# -- Warning -- Tile Fail



## m1911 (Feb 24, 2009)

onmywayup said:


> Easy now man, easy. I could start drinking bourbon at breakfast continue all morning , lay that tile in the afternoon, blindfolded with one arm tied behind my back, and STILL be half the hack this old boy clearly is.
> 
> Sent from my SM-G930V using Tapatalk


F I F Y:laughing:


----------



## Texas Wax (Jan 16, 2012)

MarkJames said:


> Sure, style and taste is one thing, but materials is another. 3"x12" strips for the 12" high mosaic was a wrong move.
> 
> (Side note...it's still ugly!)


they were 12x12s. The 3" strip was a cut that didn't match the bond. Pretty sure it's home despot or other box store mosaic. Hot melt on the poly mesh ... The Texas heat, returns, mixed lots all make for some very inconsistent dimensional stability. Seen mosaic that varied up to 1/4" from the box stores. :laughing: You can return it all day long, but they rarely have enough in stock to do anything of substance with any consistency.


----------



## CO762 (Feb 22, 2010)

Texas Wax said:


> Don't even think Walmart or even the Dollar stores would accept this in the backrooms


think again...it's all over the place.
I saw some carpenters (?) doing tenant finish with what looked like a brand new rigid tile saw...and it was worse than your pic.


----------



## CO762 (Feb 22, 2010)

RossDesignBuild said:


> I just don't understand how you can be that bad.
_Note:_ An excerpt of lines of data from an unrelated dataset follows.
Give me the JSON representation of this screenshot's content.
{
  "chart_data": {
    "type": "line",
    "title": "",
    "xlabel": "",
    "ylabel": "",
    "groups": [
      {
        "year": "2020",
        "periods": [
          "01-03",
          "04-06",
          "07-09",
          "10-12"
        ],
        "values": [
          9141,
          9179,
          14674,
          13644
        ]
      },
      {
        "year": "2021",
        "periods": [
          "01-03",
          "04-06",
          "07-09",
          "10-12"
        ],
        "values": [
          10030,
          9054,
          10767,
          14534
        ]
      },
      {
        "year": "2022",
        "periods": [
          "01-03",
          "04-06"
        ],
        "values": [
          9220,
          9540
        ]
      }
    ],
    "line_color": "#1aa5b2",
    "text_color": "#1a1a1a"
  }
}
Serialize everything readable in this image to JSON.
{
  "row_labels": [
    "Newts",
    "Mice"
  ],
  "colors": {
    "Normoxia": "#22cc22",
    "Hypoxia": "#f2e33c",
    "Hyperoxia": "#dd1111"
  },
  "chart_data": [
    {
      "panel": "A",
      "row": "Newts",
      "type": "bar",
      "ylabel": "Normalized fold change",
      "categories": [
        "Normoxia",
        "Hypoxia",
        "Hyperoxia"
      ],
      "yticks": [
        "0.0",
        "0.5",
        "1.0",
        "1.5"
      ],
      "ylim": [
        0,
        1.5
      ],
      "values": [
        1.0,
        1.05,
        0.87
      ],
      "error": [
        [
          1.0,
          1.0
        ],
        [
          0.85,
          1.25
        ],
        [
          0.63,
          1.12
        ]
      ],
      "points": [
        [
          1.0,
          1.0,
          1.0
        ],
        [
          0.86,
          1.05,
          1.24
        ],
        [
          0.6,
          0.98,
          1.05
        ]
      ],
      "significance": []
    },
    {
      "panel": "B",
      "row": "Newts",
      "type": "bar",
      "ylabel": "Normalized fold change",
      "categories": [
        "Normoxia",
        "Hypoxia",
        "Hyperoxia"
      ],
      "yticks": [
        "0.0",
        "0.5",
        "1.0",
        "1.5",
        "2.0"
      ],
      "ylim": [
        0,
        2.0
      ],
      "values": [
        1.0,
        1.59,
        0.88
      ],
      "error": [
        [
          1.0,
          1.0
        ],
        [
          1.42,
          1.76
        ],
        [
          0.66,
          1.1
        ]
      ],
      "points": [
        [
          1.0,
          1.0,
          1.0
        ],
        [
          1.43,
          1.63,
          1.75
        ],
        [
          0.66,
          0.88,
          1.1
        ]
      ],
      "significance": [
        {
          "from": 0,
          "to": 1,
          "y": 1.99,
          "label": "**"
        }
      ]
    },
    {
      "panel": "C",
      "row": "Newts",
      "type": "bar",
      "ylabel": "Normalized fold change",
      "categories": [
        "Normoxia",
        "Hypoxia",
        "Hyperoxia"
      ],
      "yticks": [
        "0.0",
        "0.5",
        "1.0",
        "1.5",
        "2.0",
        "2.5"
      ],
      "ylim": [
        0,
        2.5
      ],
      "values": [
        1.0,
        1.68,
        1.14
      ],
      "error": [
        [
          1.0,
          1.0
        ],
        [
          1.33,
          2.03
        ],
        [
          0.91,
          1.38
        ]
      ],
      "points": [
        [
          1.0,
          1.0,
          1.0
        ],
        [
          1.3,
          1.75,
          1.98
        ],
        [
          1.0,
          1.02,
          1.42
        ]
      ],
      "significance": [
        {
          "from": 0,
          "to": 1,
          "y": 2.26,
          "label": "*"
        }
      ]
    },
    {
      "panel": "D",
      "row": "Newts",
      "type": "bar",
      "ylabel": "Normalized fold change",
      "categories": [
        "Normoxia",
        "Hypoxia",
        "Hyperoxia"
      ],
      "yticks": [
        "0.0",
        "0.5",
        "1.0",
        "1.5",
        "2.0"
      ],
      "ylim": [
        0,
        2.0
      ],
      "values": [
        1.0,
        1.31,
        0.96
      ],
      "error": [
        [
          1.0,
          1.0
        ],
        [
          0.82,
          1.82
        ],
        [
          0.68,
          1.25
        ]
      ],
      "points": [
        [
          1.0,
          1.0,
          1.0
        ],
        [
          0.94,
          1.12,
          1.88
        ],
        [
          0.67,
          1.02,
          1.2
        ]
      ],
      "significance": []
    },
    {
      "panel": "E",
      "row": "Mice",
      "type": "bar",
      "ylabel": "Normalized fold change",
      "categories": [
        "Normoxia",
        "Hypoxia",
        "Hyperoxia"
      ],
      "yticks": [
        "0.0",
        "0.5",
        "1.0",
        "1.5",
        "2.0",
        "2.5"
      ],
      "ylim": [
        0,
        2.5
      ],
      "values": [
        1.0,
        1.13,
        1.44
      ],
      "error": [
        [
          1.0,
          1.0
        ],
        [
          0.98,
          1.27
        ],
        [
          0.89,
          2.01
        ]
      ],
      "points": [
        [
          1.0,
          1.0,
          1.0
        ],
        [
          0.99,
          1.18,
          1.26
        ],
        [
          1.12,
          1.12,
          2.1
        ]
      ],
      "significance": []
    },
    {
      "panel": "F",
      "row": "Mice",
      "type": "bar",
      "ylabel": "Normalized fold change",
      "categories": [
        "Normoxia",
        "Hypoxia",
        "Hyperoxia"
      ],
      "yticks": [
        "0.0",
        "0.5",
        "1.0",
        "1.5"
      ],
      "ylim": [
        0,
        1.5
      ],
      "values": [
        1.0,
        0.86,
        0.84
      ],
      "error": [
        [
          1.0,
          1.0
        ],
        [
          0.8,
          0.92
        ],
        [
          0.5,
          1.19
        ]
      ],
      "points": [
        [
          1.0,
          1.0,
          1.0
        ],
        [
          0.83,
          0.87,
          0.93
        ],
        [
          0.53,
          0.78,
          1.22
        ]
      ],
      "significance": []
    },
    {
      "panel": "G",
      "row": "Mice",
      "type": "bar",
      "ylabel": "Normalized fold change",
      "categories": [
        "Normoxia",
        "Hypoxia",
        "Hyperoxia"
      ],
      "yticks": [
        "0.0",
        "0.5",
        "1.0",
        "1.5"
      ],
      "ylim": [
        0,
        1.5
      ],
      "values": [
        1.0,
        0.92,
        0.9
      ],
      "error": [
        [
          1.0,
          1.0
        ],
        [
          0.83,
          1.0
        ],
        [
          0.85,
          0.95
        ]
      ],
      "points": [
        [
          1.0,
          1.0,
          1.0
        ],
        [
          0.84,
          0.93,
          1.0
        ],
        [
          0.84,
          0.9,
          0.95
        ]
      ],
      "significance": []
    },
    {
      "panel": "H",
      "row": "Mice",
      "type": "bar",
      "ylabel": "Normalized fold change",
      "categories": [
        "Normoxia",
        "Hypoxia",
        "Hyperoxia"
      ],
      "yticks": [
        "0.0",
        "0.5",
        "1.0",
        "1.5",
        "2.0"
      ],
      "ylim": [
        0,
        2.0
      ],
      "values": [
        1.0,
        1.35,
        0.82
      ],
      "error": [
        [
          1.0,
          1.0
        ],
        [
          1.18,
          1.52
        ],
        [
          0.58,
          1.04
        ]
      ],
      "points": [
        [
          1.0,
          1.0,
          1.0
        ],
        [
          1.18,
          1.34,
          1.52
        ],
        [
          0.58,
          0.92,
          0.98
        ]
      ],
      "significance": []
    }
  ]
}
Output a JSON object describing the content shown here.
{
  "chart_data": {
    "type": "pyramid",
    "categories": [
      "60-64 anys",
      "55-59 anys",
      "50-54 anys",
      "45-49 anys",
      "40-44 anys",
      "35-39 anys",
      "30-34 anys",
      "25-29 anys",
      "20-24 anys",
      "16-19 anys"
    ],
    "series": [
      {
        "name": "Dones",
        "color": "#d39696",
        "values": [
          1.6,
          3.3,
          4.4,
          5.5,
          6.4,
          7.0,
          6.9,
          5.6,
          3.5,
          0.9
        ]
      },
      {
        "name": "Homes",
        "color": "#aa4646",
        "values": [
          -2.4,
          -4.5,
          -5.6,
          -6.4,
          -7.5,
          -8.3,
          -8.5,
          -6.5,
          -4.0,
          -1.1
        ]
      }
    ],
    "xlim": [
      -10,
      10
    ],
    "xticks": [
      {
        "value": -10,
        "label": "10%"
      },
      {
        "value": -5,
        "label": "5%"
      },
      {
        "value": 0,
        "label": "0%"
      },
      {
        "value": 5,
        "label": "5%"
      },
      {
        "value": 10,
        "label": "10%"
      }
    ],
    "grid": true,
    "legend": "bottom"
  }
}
some can and know it, some can and don't know it, owners can not know it or know it and not care.
I long ago stopped trying to help/educate people and just let the market give them what they want.


----------



## Texas Wax (Jan 16, 2012)

CO762 said:


> think again...it's all over the place.
> I saw some carpenters (?) doing tenant finish with what looked like a brand new rigid tile saw...and it was worse than your pic.


That being my point, they accept chit work. Schedule, cost... all make it easy to overlook the bad. This job as a whole, crosses, even that line.


----------



## CO762 (Feb 22, 2010)

Texas Wax said:


> That being my point, they accept chit work. Schedule, cost... all make it easy to overlook the bad.


That's what I don't understand. Who is this "they"? On these commercial jobs, increase their holdbacks or some quality component into performance bonds? I can understand on large jobs where one can walk away and stick someone else to do the repairs, but clearly a lot of these hack and slaps aren't repairs.

So much I don't understand.


----------



## MarkJames (Nov 25, 2012)

CO762 said:


> That's what I don't understand. Who is this "they"? On these commercial jobs, increase their holdbacks or some quality component into performance bonds? I can understand on large jobs where one can walk away and stick someone else to do the repairs, but clearly a lot of these hack and slaps aren't repairs.
> 
> So much I don't understand.


Lack of effort on the client's part. Everybody's so busy that they just roll the dice with whomever them pick, then let it happen.

I'm so sick of following up crap work, too. I just saw a 100k+ kitchen where some "10 Thumbs Harry" recaulked everywhere with about two tubes of almond silicone caulk all over sinks and backsplash...up to 1 1/2" wide on corners and the undermount bowls. Absolutely incredible.


----------



## CO762 (Feb 22, 2010)

MarkJames said:


> I'm so sick of following up crap work, too.


thus why I got out of the hack and slap "I can do tile" trade.


----------